The other positive for equities was what appeared to be a policy turnaround, when the head of the European Central Bank (ECB), Draghi, hinted at lower rates and more stimulus. I recall that, only a few weeks ago, Draghi announced no policy changes in the foreseeable future. Hmm, things must have really taken a turn for the worse…
His dovishness was just what global traders wanted to hear with the instant result that stocks pumped and yields dumped, widening the already substantial divergence between the S&P 500 and the 10-year yield.
Bond yields crashed globally, as you can see here, here and here. Other than the U.S., most bond yields on the face of this earth have now slipped into negative territory. For example, if you invest in a German 10-year bond (called ‘Bund’), your annual interest rate is now -0.32%. In other words, you lose -0.32% every year for 10 years. How is that for insanity?
For further contemplation, ZH posted the question: Who’s right? Global Bonds, Global Stocks or Global Macro? This chart shows the divergence. Eventually, we will find out the answer to that question.
My guess is that bonds will prove to be right, with stocks ultimately having to correct down to fair value.
2. ETFs in the Spotlight
In case you missed the announcement and description of this section, you can read it here again.
It features 10 broadly diversified and sector ETFs from my HighVolume list as posted every Saturday. Furthermore, they are screened for the lowest MaxDD% number meaning they have been showing better resistance to temporary sell offs than all others over the past year.
The below table simply demonstrates the magnitude with which some of the ETFs are fluctuating regarding their positions above or below their respective individual trend lines (%+/-M/A). A break below, represented by a negative number, shows weakness, while a break above, represented by a positive percentage, shows strength.
For hundreds of ETF choices, be sure to reference Thursday’s StatSheet.
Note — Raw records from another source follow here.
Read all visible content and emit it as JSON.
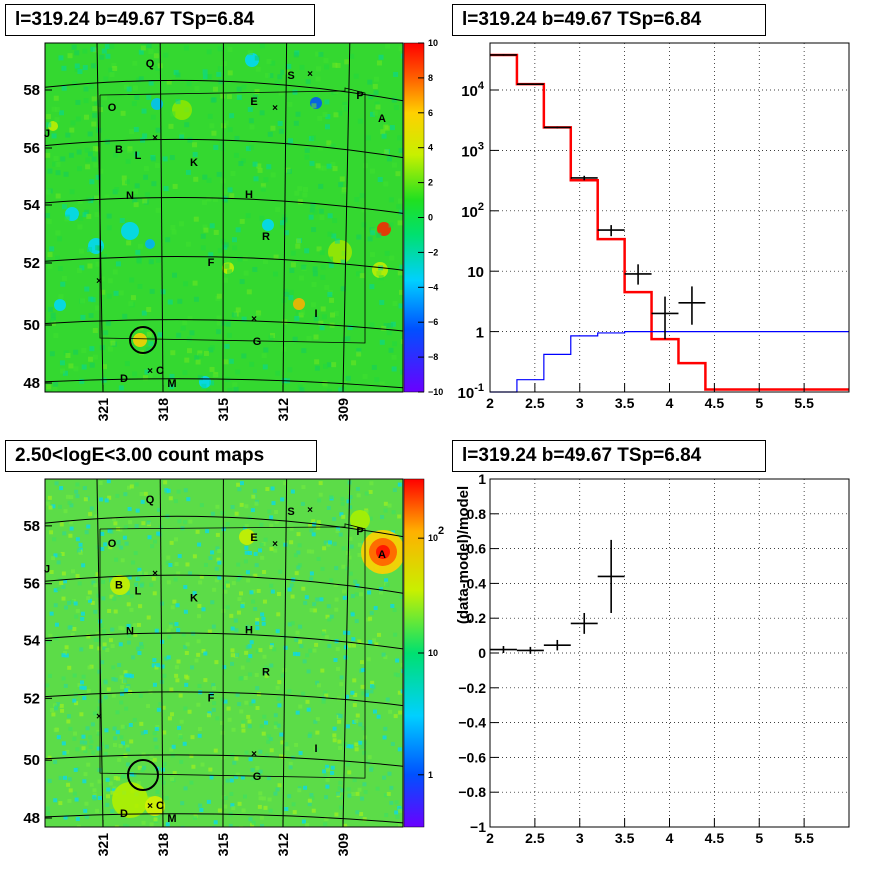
{
  "titles": {
    "map_top": "l=319.24 b=49.67 TSp=6.84",
    "spec_top": "l=319.24 b=49.67 TSp=6.84",
    "map_bottom": "2.50<logE<3.00 count maps",
    "resid_bottom": "l=319.24 b=49.67 TSp=6.84"
  },
  "source_labels": [
    "Q",
    "S",
    "O",
    "E",
    "P",
    "A",
    "J",
    "B",
    "L",
    "K",
    "N",
    "H",
    "R",
    "F",
    "I",
    "G",
    "D",
    "C",
    "M"
  ],
  "colors": {
    "data": "#000000",
    "model": "#ff0000",
    "background_component": "#0000ff",
    "grid": "#000000"
  },
  "chart_data": [
    {
      "type": "heatmap",
      "title": "l=319.24 b=49.67 TSp=6.84",
      "xlabel": "",
      "ylabel": "",
      "x_ticks": [
        "321",
        "318",
        "315",
        "312",
        "309"
      ],
      "y_ticks": [
        "48",
        "50",
        "52",
        "54",
        "56",
        "58"
      ],
      "colorbar": {
        "scale": "linear",
        "range": [
          -10,
          10
        ],
        "ticks": [
          "10",
          "8",
          "6",
          "4",
          "2",
          "0",
          "−2",
          "−4",
          "−6",
          "−8",
          "−10"
        ]
      },
      "marker": {
        "shape": "circle",
        "l": 319.24,
        "b": 49.67
      }
    },
    {
      "type": "line",
      "title": "l=319.24 b=49.67 TSp=6.84",
      "xlabel": "",
      "ylabel": "",
      "xlim": [
        2,
        6
      ],
      "ylim": [
        0.1,
        60000
      ],
      "yscale": "log",
      "x_ticks": [
        "2",
        "2.5",
        "3",
        "3.5",
        "4",
        "4.5",
        "5",
        "5.5"
      ],
      "y_ticks": [
        "10^-1",
        "1",
        "10",
        "10^2",
        "10^3",
        "10^4"
      ],
      "grid": true,
      "series": [
        {
          "style": "step",
          "color": "red",
          "edges": [
            2.0,
            2.3,
            2.6,
            2.9,
            3.2,
            3.5,
            3.8,
            4.1,
            4.4,
            6.0
          ],
          "values": [
            38000,
            12500,
            2400,
            320,
            34,
            4.5,
            0.75,
            0.3,
            0.11
          ]
        },
        {
          "style": "step",
          "color": "blue",
          "edges": [
            2.0,
            2.3,
            2.6,
            2.9,
            3.2,
            3.5,
            6.0
          ],
          "values": [
            0.1,
            0.16,
            0.42,
            0.85,
            0.95,
            1.0
          ]
        },
        {
          "style": "errorbar",
          "color": "black",
          "x": [
            2.15,
            2.45,
            2.75,
            3.05,
            3.35,
            3.65,
            3.95,
            4.25
          ],
          "xerr": 0.15,
          "y": [
            38000,
            12500,
            2400,
            350,
            48,
            9,
            2,
            3
          ],
          "ylo": [
            37000,
            12200,
            2320,
            320,
            38,
            6,
            0.75,
            1.3
          ],
          "yhi": [
            39000,
            12800,
            2480,
            380,
            58,
            13,
            3.8,
            5.6
          ]
        }
      ]
    },
    {
      "type": "heatmap",
      "title": "2.50<logE<3.00 count maps",
      "xlabel": "",
      "ylabel": "",
      "x_ticks": [
        "321",
        "318",
        "315",
        "312",
        "309"
      ],
      "y_ticks": [
        "48",
        "50",
        "52",
        "54",
        "56",
        "58"
      ],
      "colorbar": {
        "scale": "log",
        "ticks": [
          "10^2",
          "10",
          "1"
        ]
      },
      "marker": {
        "shape": "circle",
        "l": 319.24,
        "b": 49.67
      }
    },
    {
      "type": "scatter",
      "title": "l=319.24 b=49.67 TSp=6.84",
      "xlabel": "",
      "ylabel": "(data-model)/model",
      "xlim": [
        2,
        6
      ],
      "ylim": [
        -1,
        1
      ],
      "x_ticks": [
        "2",
        "2.5",
        "3",
        "3.5",
        "4",
        "4.5",
        "5",
        "5.5"
      ],
      "y_ticks": [
        "1",
        "0.8",
        "0.6",
        "0.4",
        "0.2",
        "0",
        "−0.2",
        "−0.4",
        "−0.6",
        "−0.8",
        "−1"
      ],
      "grid": true,
      "series": [
        {
          "style": "errorbar",
          "color": "black",
          "x": [
            2.15,
            2.45,
            2.75,
            3.05,
            3.35
          ],
          "xerr": 0.15,
          "y": [
            0.02,
            0.015,
            0.045,
            0.17,
            0.44
          ],
          "yerr": [
            0.02,
            0.02,
            0.03,
            0.06,
            0.21
          ]
        }
      ]
    }
  ]
}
For this current domestic “Buy” cycle, here’s how some our candidates have fared:
Again, the %+/-M/A column above shows the position of the various ETFs in relation to their respective long-term trend lines, while the trailing sell stops are being tracked in the “Off High” column. The “Action” column will signal a “Sell” once the -8% point has been taken out in the “Off High” column. For more volatile sector ETFs, the trigger point is -10%.
3. Trend Tracking Indexes (TTIs)
Our Trend Tracking Indexes (TTIs) got pushed higher with the International one now having solidified its place above its trend line. As a result, a new ‘Buy’ cycle has been generated for “broadly diversified international ETFs/mutual funds.”
The effective date will be tomorrow, 6/19/19, unless markets are staging a sharp pullback. In that case, I will hold off for another day. Please note that in my advisory practice, we will not be participating in this ‘Buy’ cycle at this time, since we have fully invested portfolios.
Here’s how we closed 06/18/2019:
Domestic TTI: +5.42% above its M/A (last close +4.39%)—Buy signal effective 02/13/2019
International TTI: +2.66% above its M/A (last close +1.47%)—Buy signal effective 06/19/2019
Disclosure: I am obliged to inform you that I, as well as my advisory clients, own some of the ETFs listed in the above table. Furthermore, they do not represent a specific investment recommendation for you, they merely show which ETFs from the universe I track are falling within the specified guidelines.